If you're female, you get terrorized for a time (standard for slashers)
and then raped. The single instance when the monsters pick on one of
the "safe" female archetypes - a mother with a small child
- they wind up not only minus a hand, but doused with oven cleaner and
eviscerated with a butcher knife, as Mom goes Jamie Lee on them. For
other victims, however, the dexterity of the fish men is indeed extraordinary,
as claws that can remove half a face with one swipe can also nimbly
pluck a bikini top from it's bosomy resting place. These cross-species
miscegenations result in the final, derivative piece of this cinematic
hodge-podge with:
One Alien chestburster-style
monster baby birth
I
haven't even started on the other absurdities within the movie: Jimmy
Eagle's magic shirt, that cleans itself of blood in-between takes; the
fact that one spear from a speargun is more effective than several rifle
bullets; the way that the fish-men's rapid evolution has given them
Metaluna Mutant-type exposed brains, rendering them vulnerable to the
common two-by-four (one of their intended victims - who is topless,
of course - does serious damage to one with a rock); and the
fact that, outside of water, the fish-men are extremely flammable.

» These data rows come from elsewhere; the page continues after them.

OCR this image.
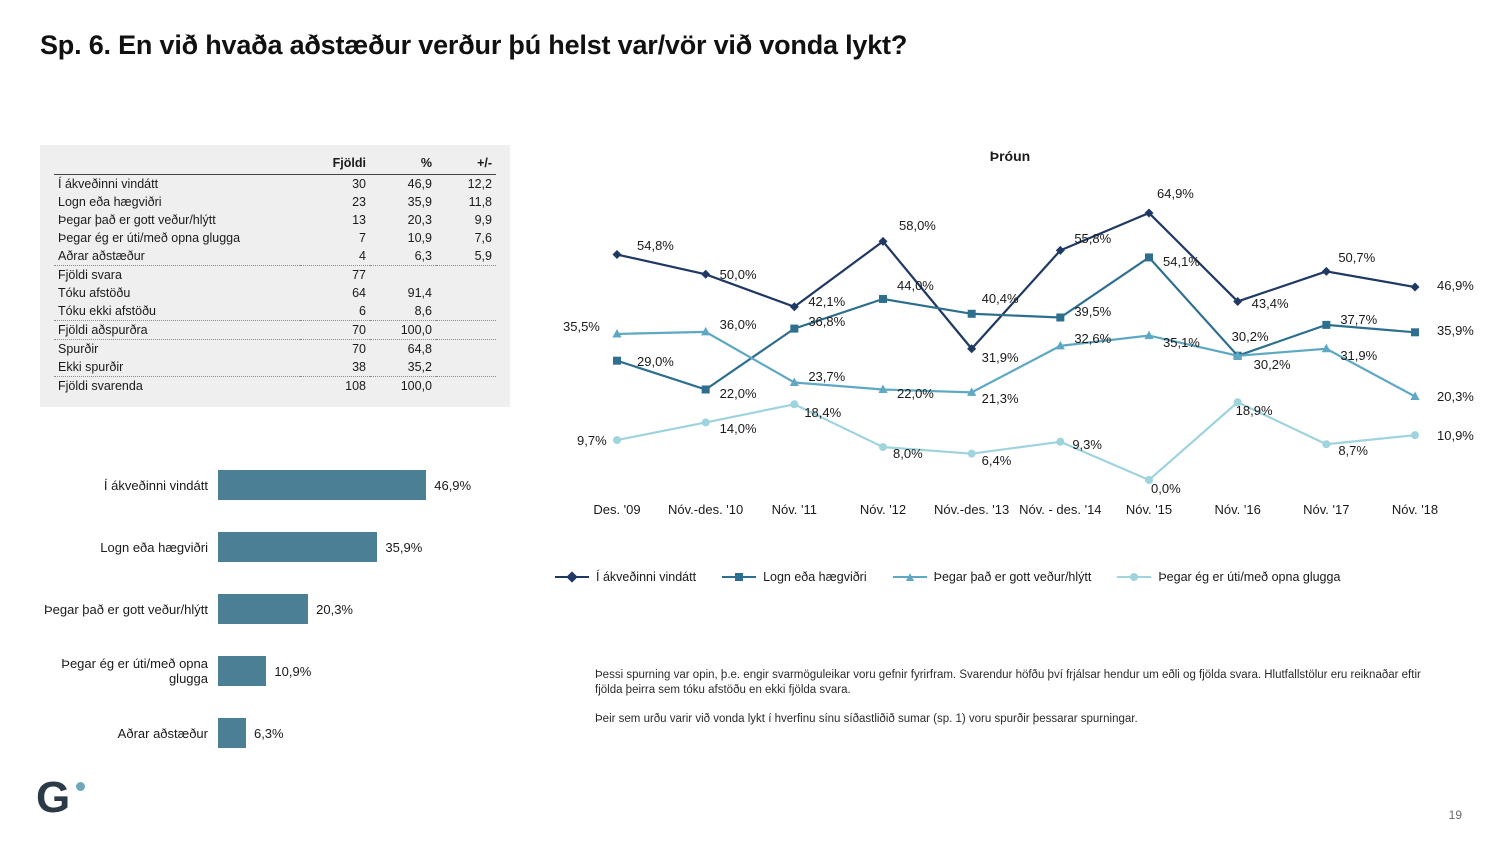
Sp. 6. En við hvaða aðstæður verður þú helst var/vör við vonda lykt?
	Fjöldi	%	+/-
Í ákveðinni vindátt	30	46,9	12,2
Logn eða hægviðri	23	35,9	11,8
Þegar það er gott veður/hlýtt	13	20,3	9,9
Þegar ég er úti/með opna glugga	7	10,9	7,6
Aðrar aðstæður	4	6,3	5,9
Fjöldi svara	77		
Tóku afstöðu	64	91,4	
Tóku ekki afstöðu	6	8,6	
Fjöldi aðspurðra	70	100,0	
Spurðir	70	64,8	
Ekki spurðir	38	35,2	
Fjöldi svarenda	108	100,0	
Í ákveðinni vindátt	46,9%
Logn eða hægviðri	35,9%
Þegar það er gott veður/hlýtt	20,3%
Þegar ég er úti/með opna glugga	10,9%
Aðrar aðstæður	6,3%
Þróun
54,8%
50,0%
42,1%
58,0%
31,9%
55,8%
64,9%
43,4%
50,7%
46,9%
29,0%
22,0%
36,8%
44,0%
40,4%
39,5%
54,1%
30,2%
37,7%
35,9%
35,5%	36,0%
23,7%
22,0%	21,3%
32,6%	35,1% 30,2%
31,9%
20,3%
9,7%
14,0%
18,4%
8,0%	6,4%
9,3%
0,0%
18,9%
8,7%
10,9%
Des. '09	Nóv.-des. '10	Nóv. '11	Nóv. '12	Nóv.-des. '13 Nóv. - des. '14	Nóv. '15	Nóv. '16	Nóv. '17	Nóv. '18
Í ákveðinni vindátt	Logn eða hægviðri	Þegar það er gott veður/hlýtt	Þegar ég er úti/með opna glugga

Þessi spurning var opin, þ.e. engir svarmöguleikar voru gefnir fyrirfram. Svarendur höfðu því frjálsar hendur um eðli og fjölda svara. Hlutfallstölur eru reiknaðar eftir fjölda þeirra sem tóku afstöðu en ekki fjölda svara.

Þeir sem urðu varir við vonda lykt í hverfinu sínu síðastliðið sumar (sp. 1) voru spurðir þessarar spurningar.

G	19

Where are your atomic molotovs now, Vic Morrow?
Director
Barbara Peters (or sometimes Peeters) later claimed that Roger Corman's
New
World Pictures later inserted more nudity and gore shots than she had
originally intended, which may explain the somewhat fractured nature
of the flick. Peters might have been (understandably) uncomfortable
with the Mars Needs Women sub-strata; the picture certainly picks up
when we leave this part behind and the heroes discover one of the monster's
nesting places, and the later, climactic attack upon the Salmon Festival.
Even then, however, the movie never reaches the heights it requires
to distinguish itself from other, similar films. The only thing it has
to recommend it, outside the typically fine Rob Bottin monsters, is
what Fred Olen Ray calls "the cheapest special effect" - naked
women. And there are better reasons to see naked women than screaming
under some guy wrapped in foam latex.